SM Energy (NYSE:SM) has undergone a dramatic transformation over the past two years. In 2016, the company controlled drillable land in the Eagle Ford, Bakken shale, Powder River Basin, and Permian Basin, as well as several other areas in between. However, a string of transactions the company has made since then has narrowed its focus to the Eagle Ford and Permian Basin while also vastly improving its balance sheet. As a result, the company is now in the position to grow production and cash flow at a rapid pace over the next few years.
Wheeling and dealing
SM Energy's transformation started in mid-2016 when the company announced plans to spend $980 million in expanding its position in the Permian. It would go on to sell several small asset packages in New Mexico, Montana, North Dakota, and Wyoming for $186.7 million that October to help pay for that deal, as it put more assets in North Dakota up for sale. A few weeks later, the company found a buyer for those assets in Oasis Petroleum (NYSE:OAS), which paid $785 million for the bulk of the North Dakota properties. However, along with announcing that deal, SM Energy also unveiled that it had agreed to purchase more land in the Permian, buying QStar for $1.6 billion in cash and stock.

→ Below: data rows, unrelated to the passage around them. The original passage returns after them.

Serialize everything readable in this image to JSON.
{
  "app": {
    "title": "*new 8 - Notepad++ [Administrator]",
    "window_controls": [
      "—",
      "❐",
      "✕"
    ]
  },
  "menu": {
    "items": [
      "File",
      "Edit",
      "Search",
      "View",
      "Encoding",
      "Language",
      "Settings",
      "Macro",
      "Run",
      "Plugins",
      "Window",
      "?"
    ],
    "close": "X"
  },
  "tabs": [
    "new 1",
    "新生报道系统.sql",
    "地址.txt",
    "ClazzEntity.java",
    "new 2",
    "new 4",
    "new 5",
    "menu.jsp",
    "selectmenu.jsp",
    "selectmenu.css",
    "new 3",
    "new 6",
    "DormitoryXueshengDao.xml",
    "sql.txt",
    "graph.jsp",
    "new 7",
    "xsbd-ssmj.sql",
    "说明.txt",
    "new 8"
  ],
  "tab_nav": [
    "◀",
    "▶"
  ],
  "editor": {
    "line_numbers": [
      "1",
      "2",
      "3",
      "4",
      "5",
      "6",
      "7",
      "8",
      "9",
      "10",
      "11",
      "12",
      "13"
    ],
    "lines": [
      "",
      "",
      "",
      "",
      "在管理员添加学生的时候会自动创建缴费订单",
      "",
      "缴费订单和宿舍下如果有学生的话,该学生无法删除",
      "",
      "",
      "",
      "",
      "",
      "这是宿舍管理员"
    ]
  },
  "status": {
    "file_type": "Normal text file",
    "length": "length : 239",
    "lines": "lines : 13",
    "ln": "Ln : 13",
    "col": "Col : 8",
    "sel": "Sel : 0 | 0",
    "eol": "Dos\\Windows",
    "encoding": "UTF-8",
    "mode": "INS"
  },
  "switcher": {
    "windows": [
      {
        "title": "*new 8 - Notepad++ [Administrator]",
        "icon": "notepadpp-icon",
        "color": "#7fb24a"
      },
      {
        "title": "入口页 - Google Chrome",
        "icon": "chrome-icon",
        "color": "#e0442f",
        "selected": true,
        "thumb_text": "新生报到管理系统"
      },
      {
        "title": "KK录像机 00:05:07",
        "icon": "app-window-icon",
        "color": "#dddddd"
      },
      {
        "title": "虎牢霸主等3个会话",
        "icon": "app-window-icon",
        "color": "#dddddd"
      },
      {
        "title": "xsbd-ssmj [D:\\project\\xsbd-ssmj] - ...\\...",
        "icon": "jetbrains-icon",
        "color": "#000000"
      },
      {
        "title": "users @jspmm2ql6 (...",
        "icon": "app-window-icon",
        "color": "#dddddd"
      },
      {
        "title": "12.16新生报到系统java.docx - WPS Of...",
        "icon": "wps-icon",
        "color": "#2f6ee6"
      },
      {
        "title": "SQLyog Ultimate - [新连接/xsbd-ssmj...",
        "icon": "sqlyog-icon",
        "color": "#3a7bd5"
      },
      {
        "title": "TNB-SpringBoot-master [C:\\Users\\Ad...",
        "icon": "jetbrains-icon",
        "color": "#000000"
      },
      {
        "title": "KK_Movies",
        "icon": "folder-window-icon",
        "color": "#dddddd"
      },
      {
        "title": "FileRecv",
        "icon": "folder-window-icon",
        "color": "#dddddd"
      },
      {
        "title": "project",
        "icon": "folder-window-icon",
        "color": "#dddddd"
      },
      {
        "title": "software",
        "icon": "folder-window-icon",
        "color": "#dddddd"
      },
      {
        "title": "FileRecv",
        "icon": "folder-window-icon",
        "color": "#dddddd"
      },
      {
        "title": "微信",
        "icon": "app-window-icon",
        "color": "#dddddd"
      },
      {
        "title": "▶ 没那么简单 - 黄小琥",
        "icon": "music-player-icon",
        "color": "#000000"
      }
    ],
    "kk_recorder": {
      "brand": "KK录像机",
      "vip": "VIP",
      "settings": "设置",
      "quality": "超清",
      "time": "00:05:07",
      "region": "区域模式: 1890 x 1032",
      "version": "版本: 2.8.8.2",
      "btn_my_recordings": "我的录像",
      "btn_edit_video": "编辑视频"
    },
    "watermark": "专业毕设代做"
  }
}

The transaction activity has continued since. Last January, SM Energy sold its non-operated assets in the Eagle Ford for $800 million. The company continued coring up its portfolio this year by selling its Powder River Basin assets for $500 million, and finding buyers for its remaining properties in North Dakota and a non-operated one in Texas for a total of $292.3 million. These sales will reduce the company's debt by 30% from where it was at the end of last year, pushing its debt-to-EBITDA ratio to less than 3. While that leverage ratio is higher than most peers would prefer -- many want it to be below 2 -- it's a step in the right direction.
Repositioned and ready to grow
The most recent asset sales also helped narrow SM Energy's focus to its core Eagle Ford and Permian Basin properties. The company expects these two high-margin growth engines to increase production and earnings at a rapid pace over the next few years. Overall, the company expects production to rise from last year's level of 44.5 million barrels of oil equivalent (BOE) to near 55 million BOE in 2019, and that's even after accounting for the impact of recent asset sales. Even better, this production will boost margins by 45% per barrel. That combination of margin expansion and production uptick should fuel 35% compound annual growth in cash flow per debt-adjusted share while pushing leverage down to a more comfortable 1.5 times by 2019.
One thing that's worth noting about SM Energy's current strategy is that the company is outspending cash flow to grow at this rapid pace. This makes it riskier as an investment, since most peers are planning to live within cash flow even as they increase output. Oasis Petroleum is one of the many with that goal, aiming to boost production 15% to 20% in 2018 and 2019 while living within cash flow. And several others are in a position where they can grow at a rapid pace and generate excess cash to return to shareholders. However, if everything goes according to plan, SM Energy expects to be able to balance capital spending with cash flow by the middle of next year.
An interesting oil stock
SM Energy has transformed itself from a shale producer with widespread assets to a company focused on the two areas where it can deliver the highest-margin growth. This transformation has weighed on SM Energy's value in the past year, sending shares down 30% even though oil is up nearly 30%. However, that underperformance could reverse in the coming years as the company's growth plan starts paying off. While SM Energy is certainly riskier than most other oil stocks, it also could deliver a much richer reward, making it an opportunity worth considering.